A terme, la complémentaire santé doit dépasser son caractère subsidiaire et devenir une assurance santé essentielle, à portée de tous. Les principales caractéristiques de la complémentaire santé de demain se concentreront sur l’aptitude des assureurs à accompagner les Français tout au long de leur vie et de leur parcours de soins, en liaison avec les opérateurs de santé publics et privés.
Conclusion
Pour faire fructifier le capital santé des Français et améliorer l’efficience de notre système de santé, France Assureurs fait une proposition simple : élargir le rôle de la complémentaire santé. Nous, assureurs, refusons la nationalisation du système de santé sans vouloir sa privatisation pour autant. Nous voulons renforcer la capacité des complémentaires santé à intervenir efficacement aux côtés de la Sécurité sociale.
Nous sommes déjà des acteurs clés de l’accès au soin : 96 % des foyers français sont couverts par une assurance complémentaire santé qui participe pour près de 13 % à la prise en charge de leurs dépenses de santé.
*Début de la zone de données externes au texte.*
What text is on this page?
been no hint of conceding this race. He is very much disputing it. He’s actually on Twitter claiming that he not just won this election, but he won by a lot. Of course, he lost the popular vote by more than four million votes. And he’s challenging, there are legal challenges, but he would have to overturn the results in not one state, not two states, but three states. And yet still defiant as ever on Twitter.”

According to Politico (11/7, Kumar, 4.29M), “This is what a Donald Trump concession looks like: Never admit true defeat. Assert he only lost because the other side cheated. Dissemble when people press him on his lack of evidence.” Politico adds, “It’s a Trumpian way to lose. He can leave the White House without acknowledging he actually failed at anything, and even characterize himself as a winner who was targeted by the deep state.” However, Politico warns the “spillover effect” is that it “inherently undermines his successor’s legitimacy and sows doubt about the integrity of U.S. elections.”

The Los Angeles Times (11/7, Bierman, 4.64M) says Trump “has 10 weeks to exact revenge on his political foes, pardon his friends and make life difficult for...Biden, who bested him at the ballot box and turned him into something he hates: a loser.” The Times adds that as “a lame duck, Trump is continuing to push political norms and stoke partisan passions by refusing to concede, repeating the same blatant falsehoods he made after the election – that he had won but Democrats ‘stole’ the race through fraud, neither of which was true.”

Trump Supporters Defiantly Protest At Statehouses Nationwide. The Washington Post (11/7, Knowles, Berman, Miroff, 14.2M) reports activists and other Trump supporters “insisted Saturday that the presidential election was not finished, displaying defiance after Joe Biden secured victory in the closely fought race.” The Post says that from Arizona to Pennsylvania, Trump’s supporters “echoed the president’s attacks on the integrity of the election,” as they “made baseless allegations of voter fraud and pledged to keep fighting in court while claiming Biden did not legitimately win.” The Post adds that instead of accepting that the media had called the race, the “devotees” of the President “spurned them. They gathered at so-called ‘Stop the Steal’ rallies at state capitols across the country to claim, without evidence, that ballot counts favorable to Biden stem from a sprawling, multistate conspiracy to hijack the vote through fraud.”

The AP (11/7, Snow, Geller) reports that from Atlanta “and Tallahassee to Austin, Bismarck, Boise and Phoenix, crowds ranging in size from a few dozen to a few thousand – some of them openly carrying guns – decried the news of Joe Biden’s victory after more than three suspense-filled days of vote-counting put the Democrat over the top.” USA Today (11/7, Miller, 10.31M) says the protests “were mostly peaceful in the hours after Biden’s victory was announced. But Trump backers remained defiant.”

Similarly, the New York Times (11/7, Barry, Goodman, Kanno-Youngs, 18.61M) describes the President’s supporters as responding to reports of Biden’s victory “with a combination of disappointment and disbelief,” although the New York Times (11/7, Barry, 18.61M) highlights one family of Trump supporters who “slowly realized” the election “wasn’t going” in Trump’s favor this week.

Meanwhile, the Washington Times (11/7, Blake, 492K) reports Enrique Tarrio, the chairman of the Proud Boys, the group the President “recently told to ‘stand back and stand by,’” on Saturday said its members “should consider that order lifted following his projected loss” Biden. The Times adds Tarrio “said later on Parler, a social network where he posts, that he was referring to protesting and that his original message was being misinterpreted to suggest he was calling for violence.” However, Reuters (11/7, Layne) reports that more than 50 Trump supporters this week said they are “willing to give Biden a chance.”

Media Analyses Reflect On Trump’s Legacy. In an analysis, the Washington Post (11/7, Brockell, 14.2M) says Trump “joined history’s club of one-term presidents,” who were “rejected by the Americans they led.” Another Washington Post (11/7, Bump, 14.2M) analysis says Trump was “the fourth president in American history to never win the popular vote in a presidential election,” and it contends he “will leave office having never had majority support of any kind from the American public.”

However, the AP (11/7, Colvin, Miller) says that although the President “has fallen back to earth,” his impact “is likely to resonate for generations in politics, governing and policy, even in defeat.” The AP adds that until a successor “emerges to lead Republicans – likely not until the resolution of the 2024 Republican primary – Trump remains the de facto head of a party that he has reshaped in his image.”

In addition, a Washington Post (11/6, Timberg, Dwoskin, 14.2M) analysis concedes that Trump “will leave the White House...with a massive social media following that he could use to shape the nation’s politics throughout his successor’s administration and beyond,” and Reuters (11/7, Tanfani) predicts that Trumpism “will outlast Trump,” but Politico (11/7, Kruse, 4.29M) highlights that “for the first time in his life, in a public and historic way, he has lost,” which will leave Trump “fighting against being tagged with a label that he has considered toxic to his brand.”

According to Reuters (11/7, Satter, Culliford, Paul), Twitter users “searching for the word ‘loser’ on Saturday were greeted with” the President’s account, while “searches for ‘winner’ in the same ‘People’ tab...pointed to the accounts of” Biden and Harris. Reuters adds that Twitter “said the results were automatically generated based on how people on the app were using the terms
Nous assurons la santé de nos concitoyens au-delà du remboursement des frais de santé, grâce à la prévention, à l’assistance et aux services d’accompagnement. Il est temps d’aller plus loin en nous donnant toute notre place dans ces secteurs, mais également dans la prise en charge des maladies chroniques et dans bien d’autres domaines.
Qu’il s’agisse d’égalité en matière d’accès au soin, d’accompagnement des parcours de soins, de prévention ou de maîtrise des dépenses de santé, nous voulons contribuer à relever ces défis aux côtés des pouvoirs publics et des autres acteurs privés.
Notes
- Rapport du Sénat n° 708 (2020–2021), fait au nom de la commission des Affaires sociales, déposé le 23 juin 2021. https://www.senat.fr/notice-rapport/2020/r20-708-notice.html
- Institut Montaigne, « Filière santé : gagnons la course à l’innovation », mars 2021.
- « Les Français et le système de santé », étude Elabe réalisée pour Malakoff Humanis auprès d’un échantillon de 3 000 personnes, représentatif de la population résidant en France métropolitaine âgée de plus de 18 ans. Enquête menée par Internet du 28 mai au 3 juin 2021.
- Etude réalisée par Elabe pour Malakoff Humanis auprès d’un échantillon de 259 dirigeants d’entreprise. Enquête menée par téléphone du 23 juin au 2 juillet 2021.